Ma allora a cosa serve la liquidità delle banche centrali se non riesce a prevenire i fallimenti? Secondo il portfolio manager di Lemanik esisterebbe un meccanismo psicologico mirato a tenere i soldi nel sistema, facendo credere agli investitori che liquidità e solvibilità siano la stessa cosa.
“Questo meccanismo psicologico induce a non vendere e in questo modo sono gli stessi investitori che, mantenendo la loro liquidità investita, sostengono un sistema che diversamente andrebbe in default in un colpo solo. In pratica la strategia consiste nel cercare di mantenere il più possibile tutti investiti, perché la vostra liquidità è molto maggiore di quella della Fed e in realtà non è la liquidità della Fed che sostiene il sistema ma la vostra”.
Sistema fuori controllo
Dal 2008 in poi le grandi banche centrali mondiali hanno reso i portfolio manager dei “meri cacciatori di rendimento” che hanno iniziato ad investire su asset a elevati yield, sicuri della protezioni degli istituti.

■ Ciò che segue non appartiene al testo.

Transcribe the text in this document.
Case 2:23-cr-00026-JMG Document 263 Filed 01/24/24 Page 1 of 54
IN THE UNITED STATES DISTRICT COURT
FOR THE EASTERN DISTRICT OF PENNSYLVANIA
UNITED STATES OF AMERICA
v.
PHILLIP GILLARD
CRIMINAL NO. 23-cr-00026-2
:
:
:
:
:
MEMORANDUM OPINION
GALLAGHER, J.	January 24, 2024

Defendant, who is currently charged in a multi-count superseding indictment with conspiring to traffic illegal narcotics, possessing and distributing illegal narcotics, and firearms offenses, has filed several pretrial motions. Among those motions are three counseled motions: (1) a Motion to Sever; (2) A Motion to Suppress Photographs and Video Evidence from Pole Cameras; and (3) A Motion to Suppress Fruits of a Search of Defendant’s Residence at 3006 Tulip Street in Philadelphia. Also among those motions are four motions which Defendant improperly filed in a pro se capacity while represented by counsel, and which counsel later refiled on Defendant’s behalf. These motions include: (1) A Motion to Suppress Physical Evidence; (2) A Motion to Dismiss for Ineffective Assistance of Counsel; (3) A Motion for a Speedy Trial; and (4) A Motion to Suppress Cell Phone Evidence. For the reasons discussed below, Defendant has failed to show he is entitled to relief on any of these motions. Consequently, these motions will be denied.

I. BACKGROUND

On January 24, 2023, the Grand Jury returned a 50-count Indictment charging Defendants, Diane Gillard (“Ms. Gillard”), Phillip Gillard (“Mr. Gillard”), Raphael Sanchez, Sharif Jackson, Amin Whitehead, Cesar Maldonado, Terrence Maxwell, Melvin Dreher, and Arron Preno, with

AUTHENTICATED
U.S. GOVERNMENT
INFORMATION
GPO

La propensione al rischio del sistema è aumentata e il credito speculativo è esploso:
“consentendo l’emissione di circa 19 mila miliardi di dollari di obbligazioni da parte di emittenti che, con i loro ricavi, non riuscivano neppure a pagare gli interessi passivi sul debito emesso neanche in una fase di espansione dell’economia. Se ora molte di queste emissioni faranno default, non si potrà certo attribuire la colpa a un virus, ma piuttosto a un sistema totalmente fuori controllo.”
Le banche centrali hanno iniziato a comprare corporate bonds, High Yields e via dicendo per salvare il sistema, trascurando le conseguenze di lungo termine di queste azioni, ha dichiarato Novelli, che ha messo a paragone la crisi attuale con quella del 1929.

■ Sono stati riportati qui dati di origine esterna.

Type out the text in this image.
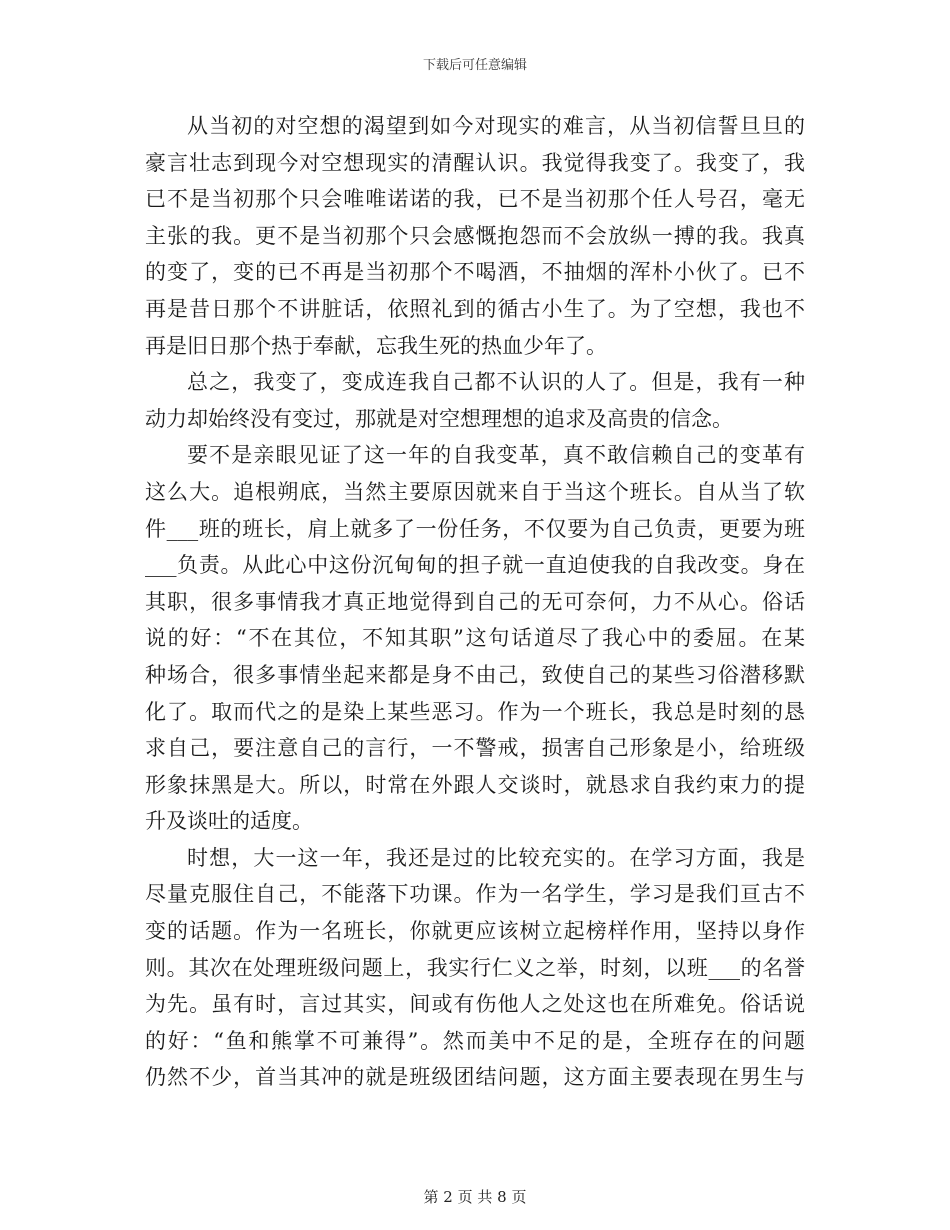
下载后可任意编辑
从当初的对空想的渴望到如今对现实的难言，从当初信誓旦旦的
豪言壮志到现今对空想现实的清醒认识。我觉得我变了。我变了，我
已不是当初那个只会唯唯诺诺的我，已不是当初那个任人号召，毫无
主张的我。更不是当初那个只会感慨抱怨而不会放纵一搏的我。我真
的变了，变的已不再是当初那个不喝酒，不抽烟的浑朴小伙了。已不
再是昔日那个不讲脏话，依照礼到的循古小生了。为了空想，我也不
再是旧日那个热于奉献，忘我生死的热血少年了。
总之，我变了，变成连我自己都不认识的人了。但是，我有一种
动力却始终没有变过，那就是对空想理想的追求及高贵的信念。
要不是亲眼见证了这一年的自我变革，真不敢信赖自己的变革有
这么大。追根朔底，当然主要原因就来自于当这个班长。自从当了软
件___班的班长，肩上就多了一份任务，不仅要为自己负责，更要为班
___负责。从此心中这份沉甸甸的担子就一直迫使我的自我改变。身在
其职，很多事情我才真正地觉得到自己的无可奈何，力不从心。俗话
说的好：“不在其位，不知其职”这句话道尽了我心中的委屈。在某
种场合，很多事情坐起来都是身不由己，致使自己的某些习俗潜移默
化了。取而代之的是染上某些恶习。作为一个班长，我总是时刻的恳
求自己，要注意自己的言行，一不警戒，损害自己形象是小，给班级
形象抹黑是大。所以，时常在外跟人交谈时，就恳求自我约束力的提
升及谈吐的适度。
时想，大一这一年，我还是过的比较充实的。在学习方面，我是
尽量克服住自己，不能落下功课。作为一名学生，学习是我们亘古不
变的话题。作为一名班长，你就更应该树立起榜样作用，坚持以身作
则。其次在处理班级问题上，我实行仁义之举，时刻，以班___的名誉
为先。虽有时，言过其实，间或有伤他人之处这也在所难免。俗话说
的好：“鱼和熊掌不可兼得”。然而美中不足的是，全班存在的问题
仍然不少，首当其冲的就是班级团结问题，这方面主要表现在男生与
第 2 页 共 8 页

Al centro della sua analisi quello che ha definito come un modello basato sui profitti generati dall’eccesso di leva e da una finanza fuori controllo, un modello fallimentare che ha prodotto una nazionalizzazione del sistema a causa della speculazione, come nel ’29.
I mercati hanno dato per scontato un recupero facile, ma per Novelli non sarà così: la ripresa si rivelerà lenta, ma soprattutto deludente e non sarà sufficiente stampare nuova moneta per aggiustare le cose.
“Difendere a oltranza un modello di crescita che non produce più ricchezza (se non per pochi) ma solo debiti (per molti) sarà probabilmente l’errore fatale”.